Вопль Тристессы эхом разнесло по стеклянной галерее, тело выгнулось, словно пытаясь спрятать член между бедер; Матерь посчитала бы, что он сумел стать женщиной, потому что возненавидел свою самую женскую часть – вот это, инструмент посредничества между ним самим и второй его сущностью.
Зиро изумленно застыл.
– Дееерьмооооо! – протянул он, а потом заржал.
Девушки словно по сигналу рассмеялись и, соскользнув со стеклянных изваяний, столпились вокруг связанного несчастного, то ли женщины, то ли мужчины. Эмелина вытянула руку и потрогала органы, что были строжайшим секретом в мире, а Крошка в насмешку приложилась губами ко рту Тристессы, зиявшему открытой раной. Некоторые девушки предпочли излюбленные формы надругательства, приспустили штаны и от души помочились на пол, а другие, сорвав с себя всю одежду, стали похабно отплясывать, с презрением демонстрируя лохматую промежность и издевательски повиливая кормой. Шум, гам и жесты вполне соответствовали публичному дому.

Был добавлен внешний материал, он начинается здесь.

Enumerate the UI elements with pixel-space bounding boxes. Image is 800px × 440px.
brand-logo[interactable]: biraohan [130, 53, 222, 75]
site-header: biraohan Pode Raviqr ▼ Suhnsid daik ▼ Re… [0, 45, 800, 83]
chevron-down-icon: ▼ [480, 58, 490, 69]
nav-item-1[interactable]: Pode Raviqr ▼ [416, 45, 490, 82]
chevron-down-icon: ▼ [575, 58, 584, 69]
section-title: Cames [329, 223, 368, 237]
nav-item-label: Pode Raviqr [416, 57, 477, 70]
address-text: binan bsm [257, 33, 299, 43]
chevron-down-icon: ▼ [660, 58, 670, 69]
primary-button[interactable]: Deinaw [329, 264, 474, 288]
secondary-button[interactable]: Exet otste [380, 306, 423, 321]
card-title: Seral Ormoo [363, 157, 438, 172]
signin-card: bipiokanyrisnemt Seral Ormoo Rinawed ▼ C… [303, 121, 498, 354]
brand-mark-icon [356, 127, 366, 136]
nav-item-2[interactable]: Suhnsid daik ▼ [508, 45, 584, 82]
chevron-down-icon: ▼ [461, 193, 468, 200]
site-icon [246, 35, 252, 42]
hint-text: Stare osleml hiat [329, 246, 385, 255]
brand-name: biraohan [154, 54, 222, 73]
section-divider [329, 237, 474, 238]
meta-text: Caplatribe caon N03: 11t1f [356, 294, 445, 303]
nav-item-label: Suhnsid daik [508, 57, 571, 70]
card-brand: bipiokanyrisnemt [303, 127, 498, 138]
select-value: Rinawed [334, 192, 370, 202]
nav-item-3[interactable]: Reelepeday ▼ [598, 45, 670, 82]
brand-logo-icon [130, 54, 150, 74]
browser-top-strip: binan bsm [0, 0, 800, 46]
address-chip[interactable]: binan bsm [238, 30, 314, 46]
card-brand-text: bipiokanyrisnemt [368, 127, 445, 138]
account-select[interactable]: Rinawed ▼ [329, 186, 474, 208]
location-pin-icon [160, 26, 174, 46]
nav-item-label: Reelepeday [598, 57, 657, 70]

В этом бедламе на меня никто не обращал внимания, и, прокравшись к пленнику, я поцеловала несчастные босые ноги с изящными лодыжками и балетным подъемом. Я не могла думать о нем как о мужчине; в голове царил полный сумбур – такой же полный, как и образцово-показательный сумбур этой горделивой, одинокой героини; сейчас она проходила невиданное испытание, борясь с ключевым компонентом своего существа – тайной маскулинностью, – от которого таким широким жестом отреклась, поскольку не смогла его принять.
Вот почему он был женщиной для идеального мужчины! Он сделал себя обителью собственных страстей, он сделал из себя единственную женщину, которую смог бы полюбить! Если женщина на самом деле красива лишь внутри, коль скоро исчерпывающим образом воплощает тайные желания мужчины, неудивительно, что Тристесса умудрилась стать самой прекрасной женщиной в мире, женщиной не по рождению, женщиной, которая не шла на уступки человеческой природе.
Тристесса – сладострастная подделка, вышедшая из сказок, которыми нас потчуют киношники. Разве смогла бы обычная женщина стать такой Женщиной, как ты?
Когда я поняла, что на самом деле Тристесса – мужчина, то страшно поразилась; я наблюдала полное отсутствие страсти в человеке, который символизировал изысканную суть всех проявлений любви и мечты.
Пока Зиро изощренно мучил тебя в стеклянной галерее, ты, похоже, ему подыгрывал. Должно быть, решил, что такому мужчине, как Зиро, с его пистолетами, ножами, хлыстами и личным хором пресмыкающихся рабынь, стоило иронично явить женскую наружность, твою символичную автобиографию. Ты превратил себя в экспонат, такой же прозрачный, как те, что ты вылил из стекла; экспонат, который сам по себе был фантазией. Ты стал автопортретом, трагическим и внутренне противоречивым. У тебя отсутствовал онтологический статус, имелся только иконографический.